Read from: 27th January
To: 09th February
Format: Kindle eBook
Length: 389 pages
The Year of Living Danishly is written by author Helen Russell. At the start of the book, she is a burnt-out London journalist whose husband secures a job working for Lego in rural Jutland in Denmark. Together, they decide that they are going to up and leave their hectic London lifestyle for 12 months in Denmark, aptly starting their yearlong adventure in January.
The book is broken up into 13 chapters – one for each month of the year plus one for Christmas – and each month takes on a different aspect of life, from food and children to taxes and traditions and is written more as an autobiography of this year of her life, as opposed to an objective piece of non-fiction, and it also explains the Danish word hygge, which is used when describing a feeling or moment that is particularly cosy.
I bought this ebook when Amazon had it in their daily deals and it was something I had been looking forward to reading for a long time before I actually did, and I can say that I wasn’t disappointed when I began the prose so here are my thoughts on it.
- The book contains a lot of facts about life in Denmark – did you know that Denmark topped the UK Office of National Statistics’ list of the world’s happiest nation? How about the fact that there are rules on “how often your flashing, properly attached, correctly positioned, Danish-standard approved lights should flash” on your bike? What about the fact that in Denmark, it is illegal to vandalise the flags of foreign nations but it is not illegal to burn the Danish flag? This book was filled with facts I would have never guessed and while I haven’t verified the validity of these facts, they definitely kept me entertained when I was reading the book!
- She doesn’t sugarcoat Denmark – one of the things I loved about the facts that she used were that she also included the bad ones, such as the fact that Denmark has a high percentage of women who say they have been victims of physical or sexual abuse. The fact that she uses the bad facts and figures seems to me as though she is trying to paint a true representative of Denmark, not just a picture-perfect country with no issues, which I appreciated.
- The alternative names were a bit confusing/boring/irritating – possibly to protect the privacy of her husband and her friends, she used nicknames such as Lego Man, American Mom, The Viking and Helena C. It was quirky to begin with but the more I read the book, the more irritating I found this, especially as I began to forget why she gave that name to The Viking and to Helena C. It didn’t detract too much from the content, however it was a small pet peeve.
- The author has a knack for storytelling – I personally really liked the way in which she told a lot of her stories, with her internal personal twist on the events she was describing, and there were some moments that made me laugh out loud as I made my way through the book. There were some moments where I didn’t feel the quality of the writing was outstanding, but on the whole I really enjoyed the overall tone.
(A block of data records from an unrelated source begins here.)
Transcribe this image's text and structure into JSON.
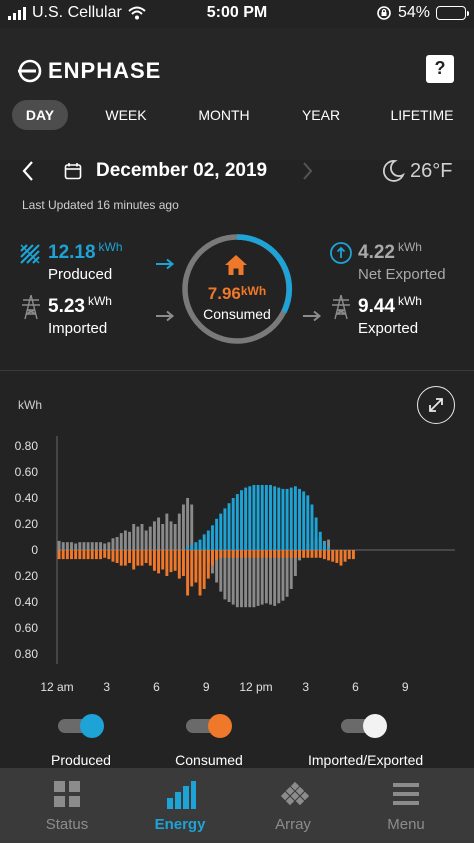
{
  "status_bar": {
    "carrier": "U.S. Cellular",
    "time": "5:00 PM",
    "battery": "54%",
    "battery_level": 0.54
  },
  "header": {
    "brand": "ENPHASE",
    "help": "?"
  },
  "tabs": [
    {
      "label": "DAY",
      "active": true
    },
    {
      "label": "WEEK",
      "active": false
    },
    {
      "label": "MONTH",
      "active": false
    },
    {
      "label": "YEAR",
      "active": false
    },
    {
      "label": "LIFETIME",
      "active": false
    }
  ],
  "date_bar": {
    "date": "December 02, 2019",
    "temperature": "26°F",
    "last_updated": "Last Updated 16 minutes ago"
  },
  "summary": {
    "produced": {
      "value": "12.18",
      "unit": "kWh",
      "label": "Produced"
    },
    "imported": {
      "value": "5.23",
      "unit": "kWh",
      "label": "Imported"
    },
    "consumed": {
      "value": "7.96",
      "unit": "kWh",
      "label": "Consumed"
    },
    "net_exported": {
      "value": "4.22",
      "unit": "kWh",
      "label": "Net Exported"
    },
    "exported": {
      "value": "9.44",
      "unit": "kWh",
      "label": "Exported"
    }
  },
  "colors": {
    "produced": "#1ea3d6",
    "consumed": "#f0782b",
    "grid": "#8a8a8a",
    "background": "#232323"
  },
  "chart_unit_label": "kWh",
  "chart_data": {
    "type": "bar",
    "ylabel": "kWh",
    "ylim": [
      -0.8,
      0.8
    ],
    "y_ticks": [
      "0.80",
      "0.60",
      "0.40",
      "0.20",
      "0",
      "0.20",
      "0.40",
      "0.60",
      "0.80"
    ],
    "y_tick_values": [
      0.8,
      0.6,
      0.4,
      0.2,
      0,
      -0.2,
      -0.4,
      -0.6,
      -0.8
    ],
    "x_ticks": [
      "12 am",
      "3",
      "6",
      "9",
      "12 pm",
      "3",
      "6",
      "9"
    ],
    "x_tick_hours": [
      0,
      3,
      6,
      9,
      12,
      15,
      18,
      21
    ],
    "interval_hours": 0.25,
    "series": [
      {
        "name": "Produced",
        "start_hour": 7.75,
        "values": [
          0.02,
          0.04,
          0.06,
          0.08,
          0.12,
          0.15,
          0.19,
          0.24,
          0.28,
          0.32,
          0.36,
          0.4,
          0.43,
          0.46,
          0.48,
          0.49,
          0.5,
          0.5,
          0.5,
          0.5,
          0.5,
          0.49,
          0.48,
          0.47,
          0.47,
          0.48,
          0.49,
          0.47,
          0.45,
          0.42,
          0.35,
          0.25,
          0.14,
          0.06,
          0.02
        ]
      },
      {
        "name": "Consumed",
        "start_hour": 0,
        "values": [
          0.07,
          0.07,
          0.07,
          0.07,
          0.07,
          0.07,
          0.07,
          0.07,
          0.07,
          0.07,
          0.07,
          0.06,
          0.07,
          0.09,
          0.1,
          0.12,
          0.12,
          0.1,
          0.15,
          0.12,
          0.12,
          0.1,
          0.12,
          0.16,
          0.18,
          0.15,
          0.2,
          0.17,
          0.16,
          0.22,
          0.2,
          0.35,
          0.28,
          0.25,
          0.35,
          0.3,
          0.22,
          0.12,
          0.08,
          0.06,
          0.06,
          0.06,
          0.06,
          0.06,
          0.06,
          0.06,
          0.06,
          0.06,
          0.06,
          0.06,
          0.06,
          0.06,
          0.06,
          0.06,
          0.06,
          0.06,
          0.06,
          0.06,
          0.06,
          0.06,
          0.06,
          0.06,
          0.06,
          0.06,
          0.07,
          0.08,
          0.09,
          0.1,
          0.12,
          0.09,
          0.07,
          0.07
        ]
      },
      {
        "name": "Imported/Exported",
        "start_hour": 0,
        "values": [
          0.07,
          0.06,
          0.06,
          0.06,
          0.05,
          0.06,
          0.06,
          0.06,
          0.06,
          0.06,
          0.06,
          0.05,
          0.06,
          0.09,
          0.1,
          0.13,
          0.15,
          0.14,
          0.2,
          0.18,
          0.2,
          0.15,
          0.18,
          0.22,
          0.25,
          0.2,
          0.28,
          0.22,
          0.2,
          0.28,
          0.35,
          0.4,
          0.35,
          -0.08,
          -0.05,
          0.02,
          -0.1,
          -0.18,
          -0.25,
          -0.32,
          -0.38,
          -0.4,
          -0.42,
          -0.44,
          -0.44,
          -0.44,
          -0.44,
          -0.44,
          -0.43,
          -0.42,
          -0.41,
          -0.42,
          -0.43,
          -0.41,
          -0.39,
          -0.36,
          -0.3,
          -0.2,
          -0.08,
          0.0,
          0.05,
          0.07,
          0.09,
          0.1,
          0.07,
          0.08
        ]
      }
    ]
  },
  "legend": [
    {
      "label": "Produced",
      "color": "#1ea3d6"
    },
    {
      "label": "Consumed",
      "color": "#f0782b"
    },
    {
      "label": "Imported/Exported",
      "color": "#f2f2f2"
    }
  ],
  "nav": [
    {
      "label": "Status",
      "icon": "status-grid-icon",
      "active": false
    },
    {
      "label": "Energy",
      "icon": "energy-bars-icon",
      "active": true
    },
    {
      "label": "Array",
      "icon": "array-panels-icon",
      "active": false
    },
    {
      "label": "Menu",
      "icon": "menu-icon",
      "active": false
    }
  ]
}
- Everyone she interviewed was happy – take this as a good or a bad point, but during her year in Denmark, she contacted a variety of different people, each with a different expertise, and at some point in their conversation, she asked them how happy they were. I don’t think there was a person that rated themselves below an 8/10: it is amazing that all of these people have found happiness, but made me think how likely it would be for me to be able to find a bunch of people who rated themselves this highly, or whether it was perhaps just a Danish quirk. But maybe the Danes are truly the happiest nation in the world.
- I didn’t really take much away from the book – happiness is a very personal journey for me so I was hoping that I would be able to take away a lot from this book to apply it to my life, but I don’t feel as though I can. There are definitely some hints and tricks in the book but it seemed as though a lot of what she was saying was specific to life in Denmark with their turbulent weather, high taxes and trusting society. A few days/weeks after finishing the book and I realised that I can barely remember some of the things that had made her happy. Good thing she has a Top 10 tips for living Danishly at the back of the book for me to refresh my memory!
- The chapter lengths and topics are good – one of the things that I dislike about some non-fiction books is that it can feel as though certain chapters can really drag and don’t offer much content. Personally I found the chapters in this book to be a really good length, such that the chapters I enjoyed seemed long enough and had enough content in them to be interesting and the ones I was less enthusiastic about weren’t too long for me to endure. I also loved the variety of topics that she covered in her chapters and I really do think there are chapters to suit everyone’s hobbies and interests.
One of my favourite and memorable quotes from the book is positioned close to the beginning, when Helen is talking about her life as a London journalist.
“It also occurred to me that wishing away half your life in anticipation of retirement (albeit an awesome one) was verging on the medieval… So the fact that I was dreaming of retirement at the age of 33 was probably an indicator that something had to change.”
As I have said many times before, the journey to happiness is one that I hold close to my heart and it was thought provoking to read her feelings in regards to her work and her views on life definitely opened my eyes.
Overall rating: 8/10
Writing quality: 8/10
Feel good: 7/10
Recommend: I would definitely recommend this book, particularly to people who are on their own journey of happiness or who like experiencing cultural differences. Although I don’t feel as though I took as much away from this book as I would have liked, I think other people might be able to gain more from this book than I have and it would be interesting to learn their opinions on this book.
Have you read it? What did you think?